Um vegano na festa (Crônica, 2009)



- Mas eu não como muita carne. E mais peixe.

Conheci Pedro em uma festa e essa foi a última frase que me dirigiu.

Por que obtive tal resposta, eu não sei. Estava apenas respondendo sua pergunta sobre o porquê de não achar eticamente correto se alimentar de animais. Ou melhor, tratar os animais como propriedade, cercear suas liberdades, impor-lhes sofrimento.

De qualquer forma, essa foi a última frase que me dirigiu. Talvez tenha estranhado meu longo silêncio.

Demorei pra responder ao Pedro pois tentei entender o que significa “não muita”. Dizem que em uma cadeia americana um colega de corredor de Charles Manson jurava ser mais nobre por ter matado três pessoas a menos.

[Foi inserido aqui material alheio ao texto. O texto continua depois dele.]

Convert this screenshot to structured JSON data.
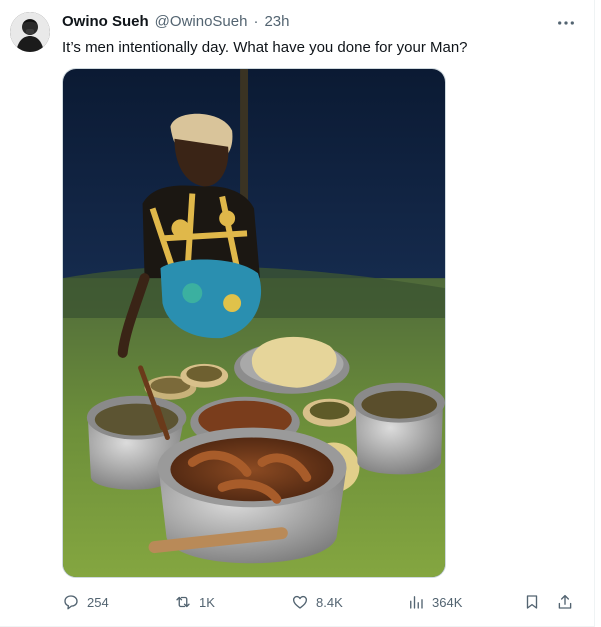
{
  "author": {
    "name": "Owino Sueh",
    "handle": "@OwinoSueh",
    "separator": "·",
    "time": "23h"
  },
  "tweet": {
    "text": "It’s men intentionally day. What have you done for your Man?"
  },
  "actions": {
    "replies": "254",
    "reposts": "1K",
    "likes": "8.4K",
    "views": "364K"
  },
  "icons": {
    "more": "more-dots-icon",
    "reply": "reply-icon",
    "repost": "repost-icon",
    "like": "heart-icon",
    "views": "views-chart-icon",
    "bookmark": "bookmark-icon",
    "share": "share-icon"
  },
  "colors": {
    "text_primary": "#0f1419",
    "text_secondary": "#536471",
    "border": "#cfd9de"
  }
}
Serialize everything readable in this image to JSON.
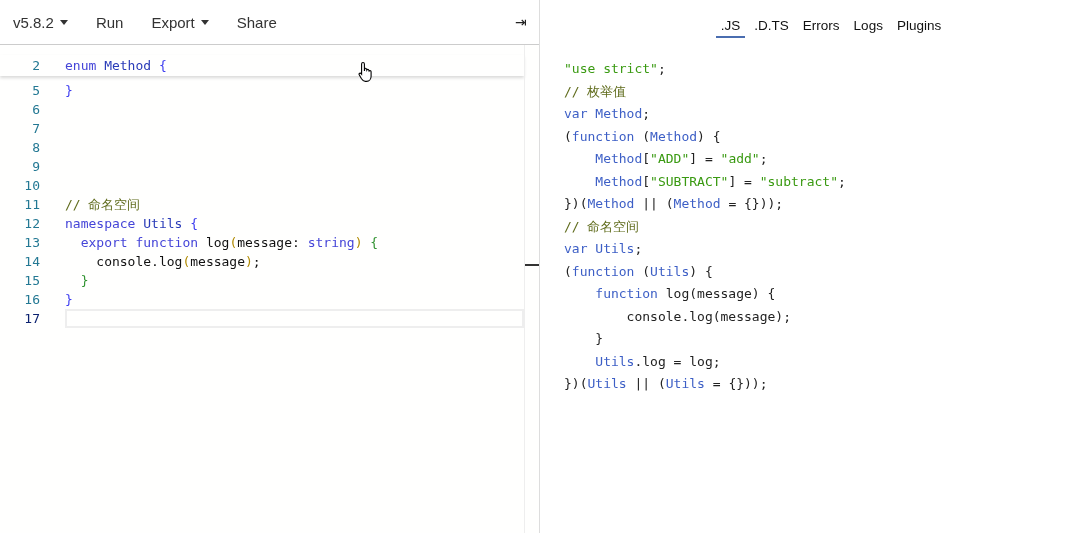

O carcereiro, ouvindo, os achava demoníacos. Quando queria alguém morto, pagava por serviços profissionalmente estabelecidos. Não seria certo matar com as próprias mãos. Às vezes, sim, precisava executar poucas pessoas, mas sempre por mandato das instâncias governamentais superiores. Legalmente correto, o que não caracteriza um crime, claro. Muito menos um pecado.

Talvez a confusão entre respeito e quantidade de sofrimento imposto seja uma questão importante para compreender nossa cultura.

Enfim, voltando ao Pedro, senti que ele esperava um sorriso de aprovação. Talvez fosse um grande zoólogo, possuidor da descoberta de que peixe é, em realidade, um vegetal que nasce em grandes florestas submarinas, dando voz, mais uma vez, à cultura popular e seus “frutos do mar”. Ou talvez, ainda, seja um grande botânico, que acaba de receber o prêmio Júlio Verne por suas contribuições a essa nobre ciência.

Na verdade, parte importante de meu silêncio foi tentando entender a diferença entre comer mais peixe ou mais boi. Talvez a carne branca invoque a paz, sei lá. Talvez tenha a ver com a Era de Peixes. Ou melhor, com a Era de Aquário, ao menos pelo nome mais adequada à atual condição de vida e liberdade dos animais da Terra. Vai entender a lógica de pensamento de cada um! Eu diria que não há lógica, apenas reprodução de hábitos e vícios de gerações anteriores, mas se dissesse isso ao meu novo conhecido, seria tido como arrogante. Chamar de ilógico em pleno pós-iluminismo... imoral tudo bem, mas ilógico nunca!

Fiquei também preocupado com a possibilidade de que ele achasse que o estava chamando de irracional. Fiquei com medo da reação, haja vista que não operar com mecanismos racionais, ou mesmo possuir outra racionalidade que não a humana, são erros graves, merecedores de condenação à prisão, tortura e morte. Assim está nas leis.

Respiro...

Tento recomeçar com calma o diálogo sem tão horrendo adjetivo. Queria achar alguma resposta para oferecê-lo, mas percebi que Pedro já estava longe, em direção ao bar. Fiquei aliviado, é verdade, embora angustiado, sempre.

E nem vou contar de Júlia, a pacifista garota que conheci pouco depois, tentando refrescar a cabeça e aproveitar a festa. Júlia não gostava do ambiente violento da cidade. Mudou-se para o campo, onde, aos finais de semana, saía para pescar com os amigos.